C-Peptide ELISA Test Principle
The essential reagents required for an immunoenzymometric assay include high affinity and specificity antibodies (Ab). (enzume conjugated and immobilized), with different and distinct epitope recognition, in excess, and native antigen (Ag). In this procedure, the immobilization takes place during the assay at the surface of a microplate well through the interaction of streptavidin coated on the well and exogenously added biotinylated monoclonal C-peptide antibody.

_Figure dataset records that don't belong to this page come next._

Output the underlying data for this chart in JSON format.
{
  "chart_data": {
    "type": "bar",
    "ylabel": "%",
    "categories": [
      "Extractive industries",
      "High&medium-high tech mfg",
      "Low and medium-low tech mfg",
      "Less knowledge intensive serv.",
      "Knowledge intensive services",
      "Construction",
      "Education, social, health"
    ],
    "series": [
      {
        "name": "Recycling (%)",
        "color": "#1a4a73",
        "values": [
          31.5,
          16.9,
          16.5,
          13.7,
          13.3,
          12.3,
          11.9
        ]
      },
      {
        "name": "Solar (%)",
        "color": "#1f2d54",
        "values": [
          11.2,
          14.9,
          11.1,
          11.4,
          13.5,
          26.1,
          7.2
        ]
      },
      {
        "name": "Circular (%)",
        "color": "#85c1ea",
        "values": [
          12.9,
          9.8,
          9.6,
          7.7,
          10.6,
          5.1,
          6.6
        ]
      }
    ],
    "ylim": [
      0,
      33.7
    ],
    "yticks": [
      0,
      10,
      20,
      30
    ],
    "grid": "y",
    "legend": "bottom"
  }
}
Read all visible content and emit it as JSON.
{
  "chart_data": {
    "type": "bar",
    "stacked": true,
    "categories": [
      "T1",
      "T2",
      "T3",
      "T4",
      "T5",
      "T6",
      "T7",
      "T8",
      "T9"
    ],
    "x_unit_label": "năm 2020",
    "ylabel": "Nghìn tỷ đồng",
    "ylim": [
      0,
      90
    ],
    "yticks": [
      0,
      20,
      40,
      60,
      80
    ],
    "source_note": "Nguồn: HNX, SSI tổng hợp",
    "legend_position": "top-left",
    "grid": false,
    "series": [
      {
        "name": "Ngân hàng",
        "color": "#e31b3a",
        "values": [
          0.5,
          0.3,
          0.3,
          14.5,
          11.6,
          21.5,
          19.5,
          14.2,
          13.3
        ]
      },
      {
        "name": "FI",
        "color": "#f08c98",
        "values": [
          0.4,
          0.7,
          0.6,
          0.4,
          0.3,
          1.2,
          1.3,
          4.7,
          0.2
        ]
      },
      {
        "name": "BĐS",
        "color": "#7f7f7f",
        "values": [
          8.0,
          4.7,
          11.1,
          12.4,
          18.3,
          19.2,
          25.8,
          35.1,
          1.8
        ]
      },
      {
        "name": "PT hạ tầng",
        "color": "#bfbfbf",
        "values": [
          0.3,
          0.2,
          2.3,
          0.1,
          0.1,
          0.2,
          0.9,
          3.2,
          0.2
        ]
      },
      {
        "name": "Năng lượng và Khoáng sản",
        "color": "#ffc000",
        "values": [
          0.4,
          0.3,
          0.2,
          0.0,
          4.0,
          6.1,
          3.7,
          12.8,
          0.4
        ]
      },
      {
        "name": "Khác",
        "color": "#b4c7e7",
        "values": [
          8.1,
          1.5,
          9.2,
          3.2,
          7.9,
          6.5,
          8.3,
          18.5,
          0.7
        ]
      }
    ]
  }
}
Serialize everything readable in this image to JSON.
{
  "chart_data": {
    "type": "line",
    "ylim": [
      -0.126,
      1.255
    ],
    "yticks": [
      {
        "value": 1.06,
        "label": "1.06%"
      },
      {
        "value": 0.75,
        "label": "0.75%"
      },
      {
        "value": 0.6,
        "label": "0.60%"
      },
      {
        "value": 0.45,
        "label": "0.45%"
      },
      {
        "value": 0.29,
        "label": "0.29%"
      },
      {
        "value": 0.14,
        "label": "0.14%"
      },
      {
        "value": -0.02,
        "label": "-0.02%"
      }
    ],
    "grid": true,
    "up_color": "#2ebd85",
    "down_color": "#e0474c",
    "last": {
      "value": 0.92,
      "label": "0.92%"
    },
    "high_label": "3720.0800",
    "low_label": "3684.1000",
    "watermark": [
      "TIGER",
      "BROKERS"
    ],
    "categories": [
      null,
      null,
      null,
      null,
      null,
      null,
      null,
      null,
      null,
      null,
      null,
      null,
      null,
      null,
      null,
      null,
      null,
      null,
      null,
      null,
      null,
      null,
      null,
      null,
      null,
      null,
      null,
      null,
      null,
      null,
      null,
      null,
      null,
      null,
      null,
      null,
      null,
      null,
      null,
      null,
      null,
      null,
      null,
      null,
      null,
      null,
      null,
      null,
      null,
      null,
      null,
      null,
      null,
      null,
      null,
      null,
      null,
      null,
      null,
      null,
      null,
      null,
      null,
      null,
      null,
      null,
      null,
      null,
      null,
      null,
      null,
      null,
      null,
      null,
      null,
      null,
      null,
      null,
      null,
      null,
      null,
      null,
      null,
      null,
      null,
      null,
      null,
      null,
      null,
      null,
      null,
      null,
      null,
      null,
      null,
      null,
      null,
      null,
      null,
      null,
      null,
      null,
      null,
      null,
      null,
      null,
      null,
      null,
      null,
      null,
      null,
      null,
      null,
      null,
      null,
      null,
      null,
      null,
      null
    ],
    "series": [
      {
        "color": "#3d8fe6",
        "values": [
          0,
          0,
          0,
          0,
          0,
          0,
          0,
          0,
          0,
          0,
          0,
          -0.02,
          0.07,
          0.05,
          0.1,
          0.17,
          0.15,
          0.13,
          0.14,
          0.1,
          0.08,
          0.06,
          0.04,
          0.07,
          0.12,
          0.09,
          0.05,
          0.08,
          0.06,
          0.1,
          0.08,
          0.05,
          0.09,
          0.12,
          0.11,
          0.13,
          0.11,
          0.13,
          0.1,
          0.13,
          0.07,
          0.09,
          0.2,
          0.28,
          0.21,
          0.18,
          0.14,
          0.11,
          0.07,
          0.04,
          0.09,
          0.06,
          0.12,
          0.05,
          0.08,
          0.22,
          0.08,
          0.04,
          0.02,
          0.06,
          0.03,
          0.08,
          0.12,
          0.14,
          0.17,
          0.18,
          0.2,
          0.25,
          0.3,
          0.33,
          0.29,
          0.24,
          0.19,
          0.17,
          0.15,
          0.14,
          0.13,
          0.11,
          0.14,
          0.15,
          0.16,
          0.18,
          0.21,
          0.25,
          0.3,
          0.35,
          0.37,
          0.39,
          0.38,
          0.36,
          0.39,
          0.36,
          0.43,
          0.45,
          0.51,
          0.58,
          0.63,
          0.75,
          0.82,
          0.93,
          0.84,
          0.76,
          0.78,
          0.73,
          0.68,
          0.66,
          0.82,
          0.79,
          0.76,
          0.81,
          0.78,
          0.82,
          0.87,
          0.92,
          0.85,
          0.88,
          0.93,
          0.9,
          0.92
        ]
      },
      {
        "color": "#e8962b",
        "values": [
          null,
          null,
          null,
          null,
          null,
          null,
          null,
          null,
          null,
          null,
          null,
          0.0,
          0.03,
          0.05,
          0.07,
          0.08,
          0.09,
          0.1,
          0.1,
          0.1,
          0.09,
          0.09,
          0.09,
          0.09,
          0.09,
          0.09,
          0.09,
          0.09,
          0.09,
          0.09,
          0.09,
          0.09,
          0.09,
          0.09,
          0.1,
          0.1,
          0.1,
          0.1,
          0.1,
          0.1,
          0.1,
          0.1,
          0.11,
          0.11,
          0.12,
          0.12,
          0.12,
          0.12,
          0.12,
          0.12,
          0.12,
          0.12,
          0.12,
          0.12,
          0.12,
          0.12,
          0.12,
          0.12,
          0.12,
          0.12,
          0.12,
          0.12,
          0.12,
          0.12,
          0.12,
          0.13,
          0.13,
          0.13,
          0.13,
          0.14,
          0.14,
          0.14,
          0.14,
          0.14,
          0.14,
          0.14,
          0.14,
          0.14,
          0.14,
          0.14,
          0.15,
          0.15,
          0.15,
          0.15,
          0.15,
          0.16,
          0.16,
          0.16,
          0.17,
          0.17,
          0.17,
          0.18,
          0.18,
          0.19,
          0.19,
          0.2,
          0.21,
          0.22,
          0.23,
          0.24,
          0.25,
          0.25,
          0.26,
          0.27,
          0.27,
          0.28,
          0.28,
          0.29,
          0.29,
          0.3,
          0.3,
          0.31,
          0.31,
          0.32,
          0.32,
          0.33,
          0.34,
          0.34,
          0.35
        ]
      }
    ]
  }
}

For more information about ELISA Kits, Rapid Tests, IFA Kits, CLIA Test Kits, or Serology tests, please see our website home page, or contact our Customer Service Representative at 818-591-3030.

Product Note:

C-Peptide values are consistently higher in plasma than in serum; Dianostic Automation Inc advises that a serum sample be used for accurate determination. Compared with fasting values in non-obese non-diabetic individuals, C-Peptide levels are higher in obese non-diabetic subjects and lower in trained athletes. Each laboratory is advised to establish its own ranges for normal and abnormal populations. These ranges are always dependent upon locale, population, laboratory, technique and specificity of the method.